Tribute to Software Quality

The world lost a fellow named Watts Humphrey in the month of October.  Mr. Humphrey was known as the father of software quality, a topic that for most people is unlikely to stir strong emotion, and I suppose that could mean he excelled in his mission.  If the phrase “software quality” conjured up for most people feelings of anger or disregard, then perhaps good old Mr.
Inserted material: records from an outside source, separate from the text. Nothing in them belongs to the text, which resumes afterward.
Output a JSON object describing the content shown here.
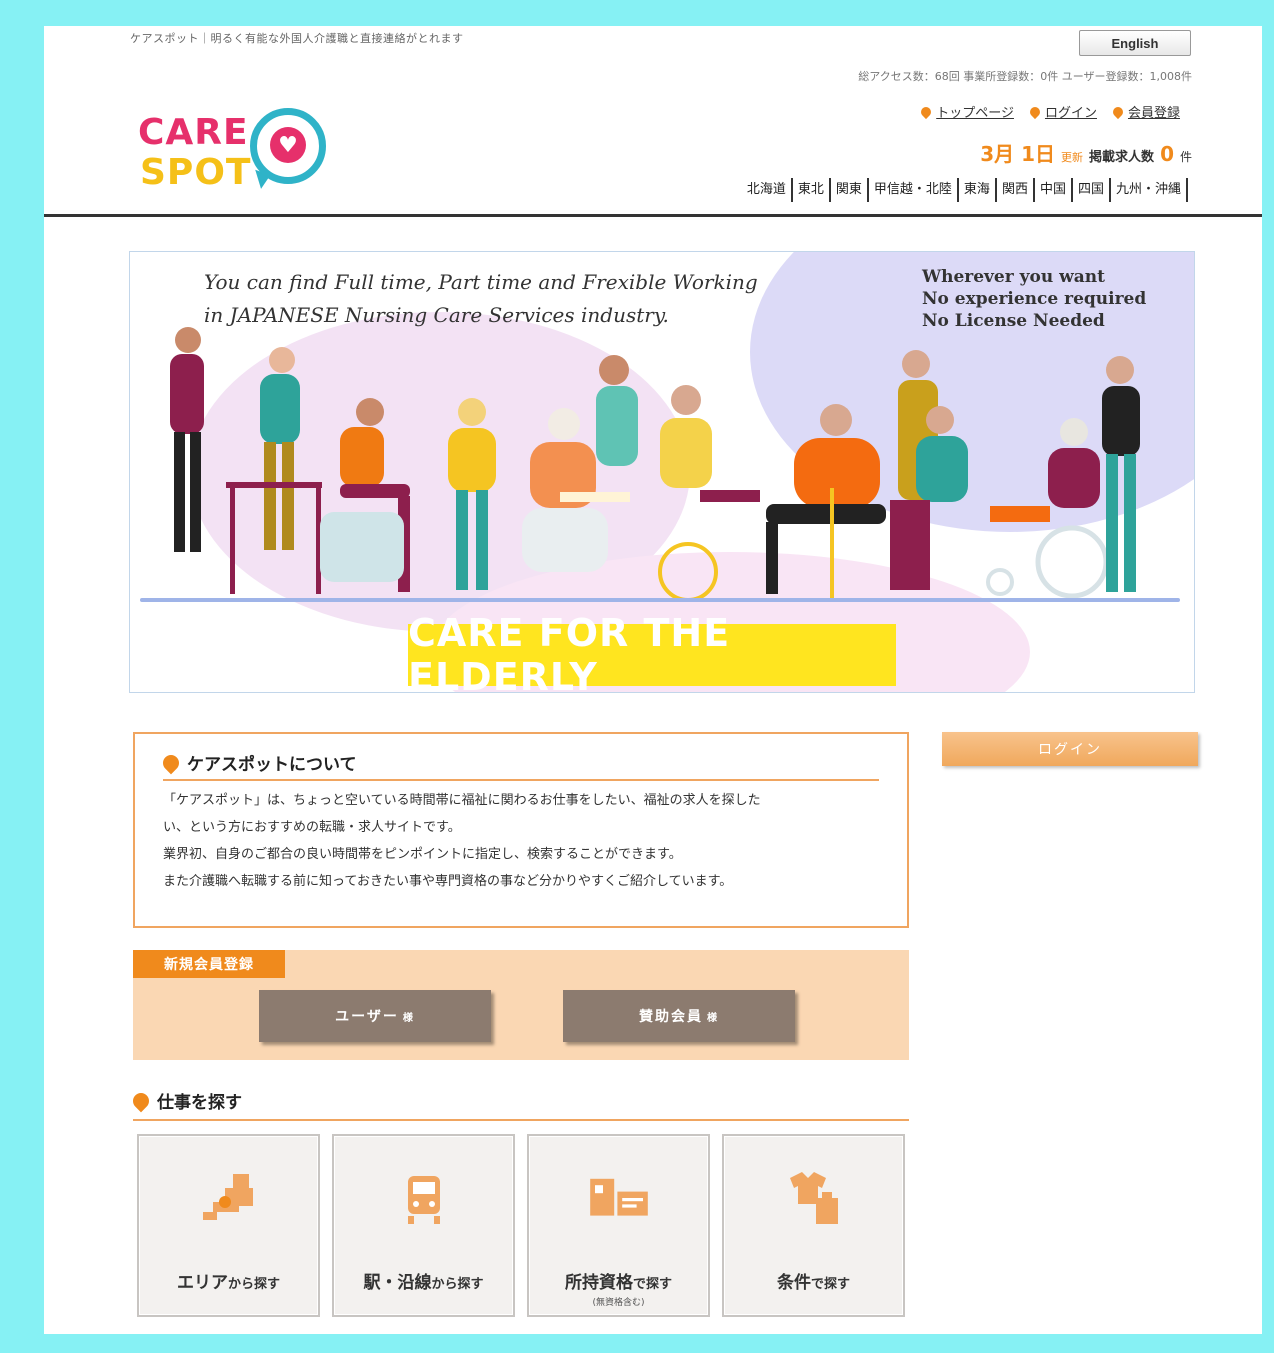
{
  "header": {
    "tagline": "ケアスポット｜明るく有能な外国人介護職と直接連絡がとれます",
    "english_button": "English",
    "stats": "総アクセス数：68回 事業所登録数：0件 ユーザー登録数：1,008件",
    "logo": {
      "line1": "CARE",
      "line2": "SPOT"
    },
    "nav": [
      {
        "label": "トップページ"
      },
      {
        "label": "ログイン"
      },
      {
        "label": "会員登録"
      }
    ],
    "update": {
      "date": "3月 1日",
      "updated": "更新",
      "count_label": "掲載求人数",
      "count": "0",
      "unit": "件"
    },
    "regions": [
      "北海道",
      "東北",
      "関東",
      "甲信越・北陸",
      "東海",
      "関西",
      "中国",
      "四国",
      "九州・沖縄"
    ]
  },
  "hero": {
    "left_text_1": "You can find Full time, Part time and Frexible Working",
    "left_text_2": "in JAPANESE Nursing Care Services industry.",
    "right_text_1": "Wherever you want",
    "right_text_2": "No experience required",
    "right_text_3": "No License Needed",
    "label": "CARE FOR THE ELDERLY"
  },
  "about": {
    "title": "ケアスポットについて",
    "line1": "「ケアスポット」は、ちょっと空いている時間帯に福祉に関わるお仕事をしたい、福祉の求人を探した",
    "line2": "い、という方におすすめの転職・求人サイトです。",
    "line3": "業界初、自身のご都合の良い時間帯をピンポイントに指定し、検索することができます。",
    "line4": "また介護職へ転職する前に知っておきたい事や専門資格の事など分かりやすくご紹介しています。"
  },
  "sidebar": {
    "login_label": "ログイン"
  },
  "registration": {
    "tag": "新規会員登録",
    "user_button": "ユーザー",
    "user_suffix": "様",
    "sponsor_button": "賛助会員",
    "sponsor_suffix": "様"
  },
  "job_search": {
    "title": "仕事を探す",
    "cards": [
      {
        "main": "エリア",
        "suffix": "から探す",
        "sub": "",
        "icon": "map-icon"
      },
      {
        "main": "駅・沿線",
        "suffix": "から探す",
        "sub": "",
        "icon": "train-icon"
      },
      {
        "main": "所持資格",
        "suffix": "で探す",
        "sub": "(無資格含む)",
        "icon": "license-icon"
      },
      {
        "main": "条件",
        "suffix": "で探す",
        "sub": "",
        "icon": "clothes-icon"
      }
    ]
  },
  "colors": {
    "accent": "#f08a1c",
    "brand_pink": "#e6306b",
    "brand_yellow": "#f5c018",
    "brand_teal": "#2fb3c8",
    "background": "#86f1f4"
  }
}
Humphrey should not have felt proud of his nickname.  Instead, and especially in the last 10 years or so, software quality has been so important to world commerce, human health and safety, and human leisure that one can seriously ask the question, “Without optimal software quality, what would we have?”  In helping us arrive at this point, where we take for granted that things just work, we should hit pause and ponder for a second how remarkable that is.  When we start our cars, or turn on our iPods, or order up a movie on cable, we don’t close our eyes, cross our fingers, and hope for the best.  We may do that when we watch a shuttle launch but I think that anxiety has more to do with the explosive that is set to be ignited than it is about the quality of the software that is controlling it.  But for the everyday computerized tasks and machines of our lives, we don’t think about the behind-the-scenes process at all.  We take for granted that these things will produce the result we expect.  Yes, I know about software bugs but I also know computing and computing processes are more sophisticated than they have ever been, and increasingly glitches get fixed before we even know anything happened.  For all of that, we can thank people like Watts Humphrey who toiled away in unglamorous occupations, thinking of logical ways to improve how machines and people can work better together.